The proponent of the selfish gene theory, Dr Richard Dawkins, now made famous by his foray into the world of religion (unfortunately) is an extraordinary scientist. In an age when the boom in scientific output was fast making it impossible to come up with novel theories of the same scale as Darwinian philosophy, Dawkins postulated a simple theory based on intuitive deduction instead of experimentation. He succeeded in making scientists look up from their reductionist persuasions and take notice of evidence from millions of years, left un-interpreted.

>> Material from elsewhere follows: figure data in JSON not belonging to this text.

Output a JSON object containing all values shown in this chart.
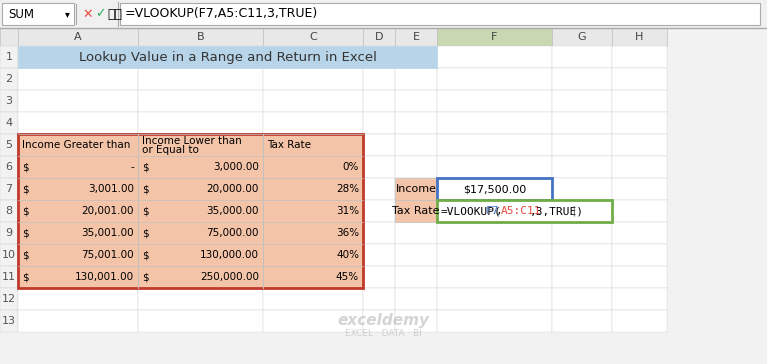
{
  "title": "Lookup Value in a Range and Return in Excel",
  "title_bg": "#b8d4e8",
  "formula_bar_text": "=VLOOKUP(F7,A5:C11,3,TRUE)",
  "name_box": "SUM",
  "col_headers": [
    "A",
    "B",
    "C",
    "D",
    "E",
    "F",
    "G",
    "H"
  ],
  "row_headers": [
    "1",
    "2",
    "3",
    "4",
    "5",
    "6",
    "7",
    "8",
    "9",
    "10",
    "11",
    "12",
    "13"
  ],
  "table_header_row5": [
    "Income Greater than",
    "Income Lower than\nor Equal to",
    "Tax Rate"
  ],
  "table_data": [
    [
      "$",
      "-",
      "$",
      "3,000.00",
      "0%"
    ],
    [
      "$",
      "3,001.00",
      "$",
      "20,000.00",
      "28%"
    ],
    [
      "$",
      "20,001.00",
      "$",
      "35,000.00",
      "31%"
    ],
    [
      "$",
      "35,001.00",
      "$",
      "75,000.00",
      "36%"
    ],
    [
      "$",
      "75,001.00",
      "$",
      "130,000.00",
      "40%"
    ],
    [
      "$",
      "130,001.00",
      "$",
      "250,000.00",
      "45%"
    ]
  ],
  "table_bg": "#f4c4a8",
  "table_border": "#c0392b",
  "cell_border": "#999999",
  "row8_bg": "#f4c4a8",
  "side_table": {
    "labels": [
      "Income",
      "Tax Rate"
    ],
    "values": [
      "$17,500.00",
      "=VLOOKUP(F7,A5:C11,3,TRUE)"
    ],
    "bg": "#f4c4a8",
    "income_border": "#4472c4",
    "taxrate_border": "#70ad47"
  },
  "formula_bar_bg": "#ffffff",
  "header_bg": "#d9d9d9",
  "grid_color": "#bfbfbf",
  "watermark": "exceldemy\nEXCEL · DATA · BI"
}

The beauty of the selfish gene theory lies in its elegance. All of us at some level can comprehend that animals are nothing but vehicles for something more lasting, more resilient. Religion often turns to the concept of a soul, to try to explain the seemingly futile nature of our brief existence. Dawkins chose to attribute it to the more tangible units of heredity, genes. Our bodies are nothing but brief rearrangements of entropy instructed into existence by our genes. Thus, our genes achieve immortality while we as merely their vehicles allow them to stay ‘alive’. And as all things that form and hence must perish, we spend our entire lives making sure that the genes we bear are passed on.

This theory becomes easier to accept when you summon examples from the wild. A salmon swimming upstream against all odds to find a mate and die immediately after mating is an extreme example. Here, the direct correlation between reproduction and mortality makes it an atypical example. We as humans can not accept it as something that is applicable to all living things. An example closer to home is that of ageing. All living things age. We do so because we spend our resources into maintaining ‘youth’ in our reproductively active years. Once we are no longer capable of multiplying, our bodies start to accumulate damage. Our job’s been done and we must make way for better mating machines. Disturbing as that sounds, we do not have much trouble accepting it as truth. To sum up, the selfish gene theory dictates that consciously or otherwise, all living things live to mate. In short, life is procreation.

But do humans follow all the precepts of this brilliant theory? What was the last time you measured the success of a friend in the number of children he/she had? In our formative years, we put ourselves through struggles to make something of ourselves. Do you know anyone who, after their first child was born, threw in the towel and decided, if they died the next day, they would die happy? One can imagine our previous generations resting on their laurels after starting a family. But it is fast becoming insufficient for humans to subject to the will of their genes. We choose to carve our lives independent of the bounds of heredity. We choose and hence we are.